Cape Codders in Europe: Denmark remains dedicated to wind energy [Op Ed]

Editor's note: Bill and Dorte Griswold were part of a Clean Power Now (CPN) sponsored fact finding trip to Denmark in 2004 to learn about land and offshore wind farms. The couple recently returned from a trip to Denmark, a country which remains dedicated to using and improving renewable energy sources.  Dorte is a native of the country.

By Bill and Dorte Griswold

Denmark is another world

On final approach to Copenhagen’s Kastrup Airport, we saw our first wind turbine. By the time our two week visit was over, we would see many more.

As of December 2011, Denmark had 4,555 wind turbines, both on land and offshore. In 2000, this figure was 6,125 wind turbines. Earlier wind turbines, now obsolete, averaged 0.2 MW. Today’s replacement wind turbines are rated at from 2.5 to 3.0 MW. This means that, as obsolete wind turbines are scrapped, one modern wind turbine can replace roughly 12 scrapped wind turbines. The result is that, even as many older wind turbines are being scrapped, the output of the wind turbine fleet in Denmark has continued to increase. Quite simply, fewer wind turbines are now producing more electricity. An estimated 85% of the steel in a scrapped wind turbine can be recycled.

From the airport, we took an electric train to Copenhagen’s Main Station. From there, we took a 20 passenger battery powered bus to our hotel. The next afternoon, we took a guided tour of some of Copenhagen’s many canals, riding in a 120 passenger battery powered tour boat.

On batteries, both the bus and the tour boat have a 12 hour endurance. They are recharged overnight, when the cost of electricity is at its lowest, using RECs (Renewable Energy Credits) from wind.

So here is a country which is on its way to becoming CO2 neutral. The plan forward is to add 3,900 large scale wind turbines by 2020, so that about 50% of Denmark’s electricity demand will then be generated from wind power. This will put Denmark in the forefront of the renewable energy sector. For Denmark this means cleaner air, more employment, and more exports.

The sound of the wind

With 4,555 wind turbines now in service, both on land and offshore, it is rare to find yourself at a location where you can not see at least one wind turbine somewhere on the horizon.

Denmark is roughly the size of Massachusetts, Connecticut and Rhode Island combined.
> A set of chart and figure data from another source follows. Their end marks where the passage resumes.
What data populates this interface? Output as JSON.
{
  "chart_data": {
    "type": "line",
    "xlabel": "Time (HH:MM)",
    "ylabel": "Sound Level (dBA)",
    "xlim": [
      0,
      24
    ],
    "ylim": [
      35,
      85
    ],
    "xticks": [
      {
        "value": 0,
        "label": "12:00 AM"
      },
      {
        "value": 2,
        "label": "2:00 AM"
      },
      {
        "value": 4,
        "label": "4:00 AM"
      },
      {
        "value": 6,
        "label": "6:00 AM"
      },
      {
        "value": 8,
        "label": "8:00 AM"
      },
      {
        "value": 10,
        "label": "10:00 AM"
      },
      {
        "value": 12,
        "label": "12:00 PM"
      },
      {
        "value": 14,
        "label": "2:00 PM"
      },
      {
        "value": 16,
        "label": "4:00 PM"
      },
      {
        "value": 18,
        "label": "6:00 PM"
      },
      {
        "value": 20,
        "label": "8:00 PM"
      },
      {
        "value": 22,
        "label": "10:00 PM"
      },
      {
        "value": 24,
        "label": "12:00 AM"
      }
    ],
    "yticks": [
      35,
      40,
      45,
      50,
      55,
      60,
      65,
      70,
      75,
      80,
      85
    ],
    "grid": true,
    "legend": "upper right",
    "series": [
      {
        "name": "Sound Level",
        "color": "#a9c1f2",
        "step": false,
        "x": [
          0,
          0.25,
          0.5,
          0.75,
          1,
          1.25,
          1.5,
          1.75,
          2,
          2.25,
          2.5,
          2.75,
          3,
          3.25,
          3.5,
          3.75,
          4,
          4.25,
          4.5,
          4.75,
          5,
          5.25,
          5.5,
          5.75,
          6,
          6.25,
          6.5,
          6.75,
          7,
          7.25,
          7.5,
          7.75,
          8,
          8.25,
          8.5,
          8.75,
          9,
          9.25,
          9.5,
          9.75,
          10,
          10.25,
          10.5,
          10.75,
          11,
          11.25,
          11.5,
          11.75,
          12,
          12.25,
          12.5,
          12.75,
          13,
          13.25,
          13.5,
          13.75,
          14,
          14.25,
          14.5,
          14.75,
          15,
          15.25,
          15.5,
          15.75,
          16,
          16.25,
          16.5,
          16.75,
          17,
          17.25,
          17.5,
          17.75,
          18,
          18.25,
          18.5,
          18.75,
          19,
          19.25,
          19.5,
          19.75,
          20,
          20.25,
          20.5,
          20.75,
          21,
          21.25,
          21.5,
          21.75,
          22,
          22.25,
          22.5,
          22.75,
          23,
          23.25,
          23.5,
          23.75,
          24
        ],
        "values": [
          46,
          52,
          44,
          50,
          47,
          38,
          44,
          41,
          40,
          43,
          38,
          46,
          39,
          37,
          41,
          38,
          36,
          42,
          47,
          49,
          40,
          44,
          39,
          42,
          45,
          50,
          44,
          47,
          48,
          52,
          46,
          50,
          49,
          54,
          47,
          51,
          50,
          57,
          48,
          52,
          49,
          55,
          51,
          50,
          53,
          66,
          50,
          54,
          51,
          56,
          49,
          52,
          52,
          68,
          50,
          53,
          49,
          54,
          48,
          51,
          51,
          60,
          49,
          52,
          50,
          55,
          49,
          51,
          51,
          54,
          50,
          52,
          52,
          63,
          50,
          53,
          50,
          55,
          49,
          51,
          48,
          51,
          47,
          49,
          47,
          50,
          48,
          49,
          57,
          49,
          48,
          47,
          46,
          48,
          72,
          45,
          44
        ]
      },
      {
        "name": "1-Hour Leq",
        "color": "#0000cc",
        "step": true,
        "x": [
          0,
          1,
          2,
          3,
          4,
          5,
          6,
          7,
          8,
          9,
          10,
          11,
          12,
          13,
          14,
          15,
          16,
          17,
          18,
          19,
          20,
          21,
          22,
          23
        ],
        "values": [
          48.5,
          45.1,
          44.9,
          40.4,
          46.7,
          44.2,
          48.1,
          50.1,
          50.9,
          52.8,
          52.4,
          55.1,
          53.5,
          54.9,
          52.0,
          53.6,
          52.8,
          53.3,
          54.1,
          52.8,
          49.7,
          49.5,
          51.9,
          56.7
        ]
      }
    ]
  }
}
With 4,555 wind turbines now in service, both on land and offshore, it is rare to find yourself at a location where you can not see at least one wind turbine somewhere on the horizon.

In older wind turbines, now obsolescent, there is a transmission or gearbox which connects the blades in the front to the generator in the back. If the main shaft carrying the blades is turning at, say, 20 rpm, this shaft is connected by a complex series of gears to the drive shaft, which may turn at as much as 2,000 rpm. This higher shaft speed is connected to the generator, which delivers electricity to a cable leading to the ground. This tried and true arrangement has one disadvantage. The multiple gears in the transmission, some of them turning at comparatively high speed, can generate noise.

A solution has been found in the form of a wind turbine design which does not use a transmission. Power in the main shaft is delivered to the generator directly. With no gears in the power path, there is almost no noise. For peace of mind, when considering the purchase of a new wind turbine, whether by an individual, a business or a unit of government, the buyer should make certain that the wind turbine being considered does not have a transmission.

Gassing down

With 4,555 wind turbines now in service, Denmark currently produces 20% of its electrical demand from wind. Work is underway to increase this percentage to 50% by 2020. This is an almost unprecedented approach. However, the wind does not continue to blow during every hour of every day. A group of backup natural gas power plants, most of them already existing, are used to generate electricity during the hours when the wind is not blowing. When the wind is blowing, the natural gas plants are either at idle or generate at a very low output.

Consider the following hypothetical situation:

  1. The wind blows strongly for 12 hours, and the natural gas plants are at idle.
  2. The wind is still for12 hours, and the natural gas plants take over the load.

In the above scenario, the natural gas plants are needed to generate electricity for 12 hours per day. But, if there were no wind turbines in the mix, the natural gas plants would have been needed to generate electricity for 24 hours a day. Thus, for the 20% of the electrical load being covered by wind, the availability of multiple wind turbines cuts the daily consumption of natural gas in half. Because the fuel not used comes in the form of natural gas, it can easily be stored for use at a future date.